Please advice. Thanks :P

Renl
  • 291
  • 1
  • 3
  • 4
  • How do you define "the page has loaded" for pages with AJAX requests? – jfs Jan 21 '12 at 07:02
  • the 3rd point: clear cache in your regular firefox browser and try to load the page. How long does it take? – jfs Jan 21 '12 at 07:04
  • [Selenium Webdriver](http://seleniumhq.org/docs/03_webdriver.html) could be used as an alternative but it uses ['Use The Source Luke!'](http://selenium.googlecode.com/svn/trunk/docs/api/py/index.html#use-the-source-luke) approach for documentation. – jfs Jan 21 '12 at 07:07
  • I cleared my cache and it still does not load as slow as the test client. hrmm. – Renl Jan 21 '12 at 07:18
  • for me the page has loaded as long as the DOM are loaded and things like comboboxes has been populated. I'm not sure what pages with AJAX requests mean. – Renl Jan 21 '12 at 07:23
  • e.g, javascript on your page can perform an asynchronous HTTP request and change the DOM using received data. – jfs Jan 21 '12 at 07:36

1 Answers1

0
 client.waits.sleep(milliseconds=u'2000')

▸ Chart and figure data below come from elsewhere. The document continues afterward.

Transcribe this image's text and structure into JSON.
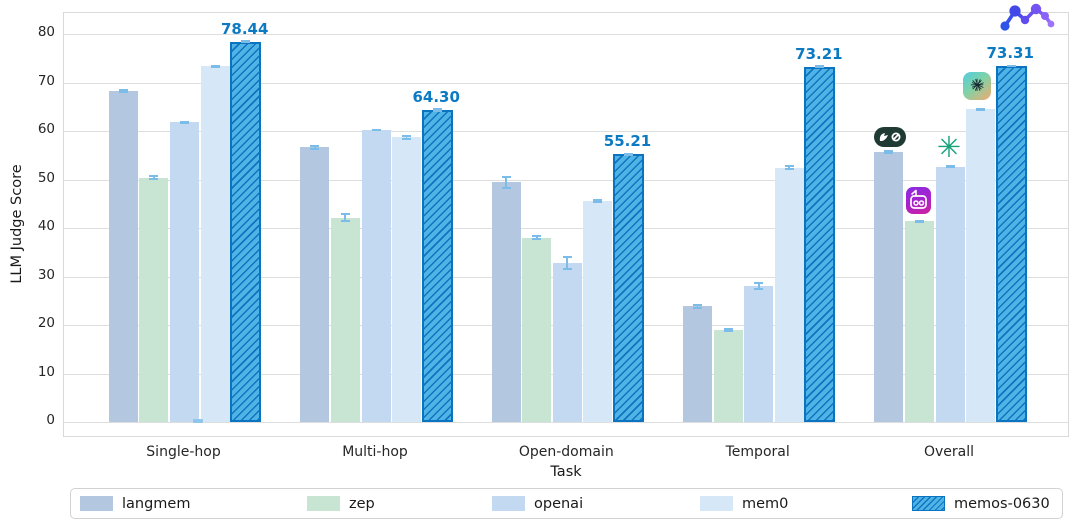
{
  "chart_data": {
    "type": "bar",
    "title": "",
    "xlabel": "Task",
    "ylabel": "LLM Judge Score",
    "ylim": [
      0,
      84
    ],
    "yticks": [
      0,
      10,
      20,
      30,
      40,
      50,
      60,
      70,
      80
    ],
    "grid": true,
    "legend_position": "bottom",
    "categories": [
      "Single-hop",
      "Multi-hop",
      "Open-domain",
      "Temporal",
      "Overall"
    ],
    "series": [
      {
        "name": "langmem",
        "color": "#b4c7e0",
        "values": [
          68.2,
          56.6,
          49.4,
          23.9,
          55.7
        ],
        "errors": [
          0.4,
          0.5,
          1.4,
          0.5,
          0.4
        ]
      },
      {
        "name": "zep",
        "color": "#c8e5d3",
        "values": [
          50.4,
          42.1,
          38.0,
          19.0,
          41.4
        ],
        "errors": [
          0.6,
          0.9,
          0.5,
          0.4,
          0.3
        ]
      },
      {
        "name": "openai",
        "color": "#c3d9f2",
        "values": [
          61.8,
          60.2,
          32.8,
          28.1,
          52.6
        ],
        "errors": [
          0.3,
          0.2,
          1.5,
          0.8,
          0.3
        ]
      },
      {
        "name": "mem0",
        "color": "#d6e8f7",
        "values": [
          73.3,
          58.7,
          45.6,
          52.4,
          64.5
        ],
        "errors": [
          0.4,
          0.5,
          0.4,
          0.5,
          0.3
        ]
      },
      {
        "name": "memos-0630",
        "color": "#4fb3e5",
        "hatch": true,
        "edge_color": "#0a74c0",
        "values": [
          78.44,
          64.3,
          55.21,
          73.21,
          73.31
        ],
        "errors": [
          0.3,
          0.4,
          0.3,
          0.3,
          0.2
        ],
        "value_labels": [
          "78.44",
          "64.30",
          "55.21",
          "73.21",
          "73.31"
        ]
      }
    ],
    "value_label_color": "#0c7ac2",
    "annotations": {
      "overall_icons": [
        "langchain-feather-link-icon",
        "zep-robot-icon",
        "openai-knot-icon",
        "mem0-knot-ball-icon"
      ],
      "top_right_icon": "memos-network-logo-icon"
    }
  }
}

an absolute pause of 2 seconds.

 client.waits.forPageLoad(timeout=u'20000')

Will wait on future lines until the page loads or until 20 seconds have elapsed, which ever comer first. Think of it as a time bordered assert. If the page loads in under 20 seconds pass, if not fail.

I hope this helps,

TD

TangibleDream
  • 601
  • 8
  • 29